While Nog hit the books, or whatever it was that first-year cadets did at the Academy, Jake found himself spending less time in the Promenade and more time hunched over his PADD. The adventures the two boys had shared became grist for Jake’s burgeoning writing career.
“So what new story are you into now?” Nog asked, swallowing the last squiggling tube grub. “Going to write about how I saved Earth from the Changelings?”
“My father and Odo did that,” Jake replied.
“With my help. I was the one who made them realize the plot was actually coming from inside Starfleet.”
“You did help,” Jake had to admit. “But there are still Changelings on Earth.”
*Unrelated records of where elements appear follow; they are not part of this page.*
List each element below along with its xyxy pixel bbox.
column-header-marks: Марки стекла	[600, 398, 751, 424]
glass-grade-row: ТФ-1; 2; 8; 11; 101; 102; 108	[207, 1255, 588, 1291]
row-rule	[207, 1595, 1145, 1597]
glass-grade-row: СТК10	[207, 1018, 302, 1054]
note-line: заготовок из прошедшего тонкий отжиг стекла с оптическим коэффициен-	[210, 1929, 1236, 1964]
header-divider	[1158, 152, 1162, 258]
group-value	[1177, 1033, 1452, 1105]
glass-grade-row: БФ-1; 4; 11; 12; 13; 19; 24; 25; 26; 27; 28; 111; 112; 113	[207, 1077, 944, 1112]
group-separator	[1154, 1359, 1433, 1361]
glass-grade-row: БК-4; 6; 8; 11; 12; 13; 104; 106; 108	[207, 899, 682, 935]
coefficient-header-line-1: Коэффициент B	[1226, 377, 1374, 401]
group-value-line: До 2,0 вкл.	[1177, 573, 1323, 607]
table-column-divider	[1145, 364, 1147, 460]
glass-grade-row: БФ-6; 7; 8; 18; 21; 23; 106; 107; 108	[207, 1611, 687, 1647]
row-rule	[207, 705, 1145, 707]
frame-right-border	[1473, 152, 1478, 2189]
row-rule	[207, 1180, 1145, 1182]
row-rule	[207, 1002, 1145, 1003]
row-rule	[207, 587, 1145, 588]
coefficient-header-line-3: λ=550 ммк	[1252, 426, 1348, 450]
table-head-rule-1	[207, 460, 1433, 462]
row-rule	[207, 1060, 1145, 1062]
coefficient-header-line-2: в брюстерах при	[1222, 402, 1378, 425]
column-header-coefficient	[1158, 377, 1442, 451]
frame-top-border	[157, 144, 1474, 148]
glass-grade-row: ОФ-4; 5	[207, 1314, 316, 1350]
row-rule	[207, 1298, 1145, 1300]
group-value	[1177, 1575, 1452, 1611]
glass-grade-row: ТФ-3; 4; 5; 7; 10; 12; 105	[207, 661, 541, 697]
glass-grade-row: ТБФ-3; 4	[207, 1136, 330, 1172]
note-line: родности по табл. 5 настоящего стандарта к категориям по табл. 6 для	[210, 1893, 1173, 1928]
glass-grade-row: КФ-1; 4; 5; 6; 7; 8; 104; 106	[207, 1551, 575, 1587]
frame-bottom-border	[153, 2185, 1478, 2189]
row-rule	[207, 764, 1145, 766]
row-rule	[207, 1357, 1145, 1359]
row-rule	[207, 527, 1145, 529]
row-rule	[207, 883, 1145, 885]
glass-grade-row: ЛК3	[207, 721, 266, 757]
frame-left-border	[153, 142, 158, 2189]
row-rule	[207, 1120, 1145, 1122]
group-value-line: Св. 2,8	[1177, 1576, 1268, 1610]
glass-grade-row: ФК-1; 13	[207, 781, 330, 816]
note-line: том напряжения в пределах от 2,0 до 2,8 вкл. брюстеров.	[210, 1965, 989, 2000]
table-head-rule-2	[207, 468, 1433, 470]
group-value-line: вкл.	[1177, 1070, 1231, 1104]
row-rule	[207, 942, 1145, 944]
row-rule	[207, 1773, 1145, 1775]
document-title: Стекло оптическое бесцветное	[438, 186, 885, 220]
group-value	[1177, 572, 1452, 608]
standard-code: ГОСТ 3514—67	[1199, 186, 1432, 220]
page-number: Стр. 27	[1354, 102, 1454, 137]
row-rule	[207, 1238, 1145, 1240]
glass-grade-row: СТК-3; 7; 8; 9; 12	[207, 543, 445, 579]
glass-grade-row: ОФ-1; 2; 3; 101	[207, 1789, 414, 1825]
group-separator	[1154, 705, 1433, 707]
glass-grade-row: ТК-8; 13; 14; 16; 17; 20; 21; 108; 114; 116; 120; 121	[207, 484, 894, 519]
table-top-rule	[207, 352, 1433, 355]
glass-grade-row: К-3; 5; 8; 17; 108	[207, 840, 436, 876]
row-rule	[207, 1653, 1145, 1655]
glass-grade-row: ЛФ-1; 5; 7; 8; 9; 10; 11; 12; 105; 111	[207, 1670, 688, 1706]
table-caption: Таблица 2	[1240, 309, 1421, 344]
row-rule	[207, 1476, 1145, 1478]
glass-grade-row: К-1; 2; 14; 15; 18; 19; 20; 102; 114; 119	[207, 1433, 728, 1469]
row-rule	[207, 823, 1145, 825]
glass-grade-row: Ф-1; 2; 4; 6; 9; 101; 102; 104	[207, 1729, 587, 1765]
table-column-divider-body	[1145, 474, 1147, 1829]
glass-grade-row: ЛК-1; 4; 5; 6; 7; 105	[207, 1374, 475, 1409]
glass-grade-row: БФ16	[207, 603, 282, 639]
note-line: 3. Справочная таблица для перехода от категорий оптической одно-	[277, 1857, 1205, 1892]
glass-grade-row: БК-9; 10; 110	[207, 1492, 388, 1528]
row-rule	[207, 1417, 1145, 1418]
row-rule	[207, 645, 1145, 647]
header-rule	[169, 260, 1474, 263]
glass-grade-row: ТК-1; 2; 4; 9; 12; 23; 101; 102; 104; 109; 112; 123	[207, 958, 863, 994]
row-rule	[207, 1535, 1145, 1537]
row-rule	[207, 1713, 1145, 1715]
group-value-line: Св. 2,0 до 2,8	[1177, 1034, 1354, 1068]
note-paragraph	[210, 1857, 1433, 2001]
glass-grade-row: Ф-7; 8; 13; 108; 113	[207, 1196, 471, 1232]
“Only one or two,” came a deep voice with an Irish brogue from behind them.
They turned to find Deep Space Nine’s chief of engineering, Miles O’Brien, standing there. Like Jake, O’Brien had remained behind on Earth while the rest of the station’s contingent, including his father, had returned. O’Brien was overseeing repairs to the Defiant and would take the starship back to Deep Space Nine when they were complete. Jake would return with him.
But first, there was another mission to be accomplished. O’Brien had promised to deliver something to one of Jadzia Dax’s former teachers who was working on an advanced physics research project in France. He invited Jake and Nog to come along—an offer they readily accepted.
“I can’t wait to see Paris,” Jake said.
“We’ll beam over there as soon as I eat,” O’Brien said, sitting down. “I’ve heard your grandfather serves the best Cajun crawfish in New Orleans.”
“I won’t deny that.” Jake’s grandfather, Joseph Sisko, had come out of the kitchen with a platter of grits for the next table. He smiled at the trio as he passed. Jake loved his grandfather, who was well into his seventies but moved with the energy and enthusiasm of a man half his age, but he hated it when the old man put him to work in the kitchen.
Although he enjoyed preparing meals for himself and his father on Deep Space Nine, Jake was of the opinion that cooking without a replicator was something they did back in the Dark Ages.
“Cooking is not something to be relegated to machines,” his grandfather argued. “It needs a human touch.”
That human touch usually meant Ja
ke ended up chopping vegetables in the restaurant’s kitchen or waiting tables, neither of which made his list of the top ten things to do while on Earth. But going to Paris, now that was another matter.
“I’ve been reading up on France,” Nog said. “It sounds really interesting.”
“It is,” Jake said. “They call Paris the City of Light. Artists and poets from all over the Federation still go there for inspiration.”
“I’m afraid we won’t be there long enough for much inspiration,” O’Brien said. “I’m just going as a favor to Dax. Promised to deliver this bonsai tree from Iszm in person to her old Starfleet professor, Jonathan Vance.”
“I’ve heard of him,” Nog said. “He used to teach advanced spatial physics at the Academy, until he left to do research on temporal anomalies. He’s a brilliant scientist.”
“I suspect he is,” O’Brien said as he tasted his crawfish breakfast. “Me, I’m more of a tinkerer than a thinker.”
Jake looked at the tiny tree that was Dax’s gift to her former Starfleet mentor. Or one of her mentors. Dax was a Trill who had shared the lives of eight hosts—Jadzia being the most recent—so she/he probably had several mentors in past lives.
The tree was a miniature oak from the planet Iszm, which was famous throughout the quadrant for its exotic plants.O’Brien carried the tree in a small translucent stasis field. While the oaks on Iszm grew to massive proportions under the planet’s light gravity, this oak was barely nine inches-tall. Yet it was perfect in every way and had the gnarled look of a tree that had lived for generations.
“Beautiful, isn’t it?” O’Brien said, with the same admiring tone Jake had heard him use when describing a well-running turbo generator. “I was going to clone it in the replicator for Keiko, but she said it was unique and shouldn’t be artificially duplicated.”
“A wise decision,” Joseph Sisko said as he joined them. “There are things that aren’t meant to be replicated.”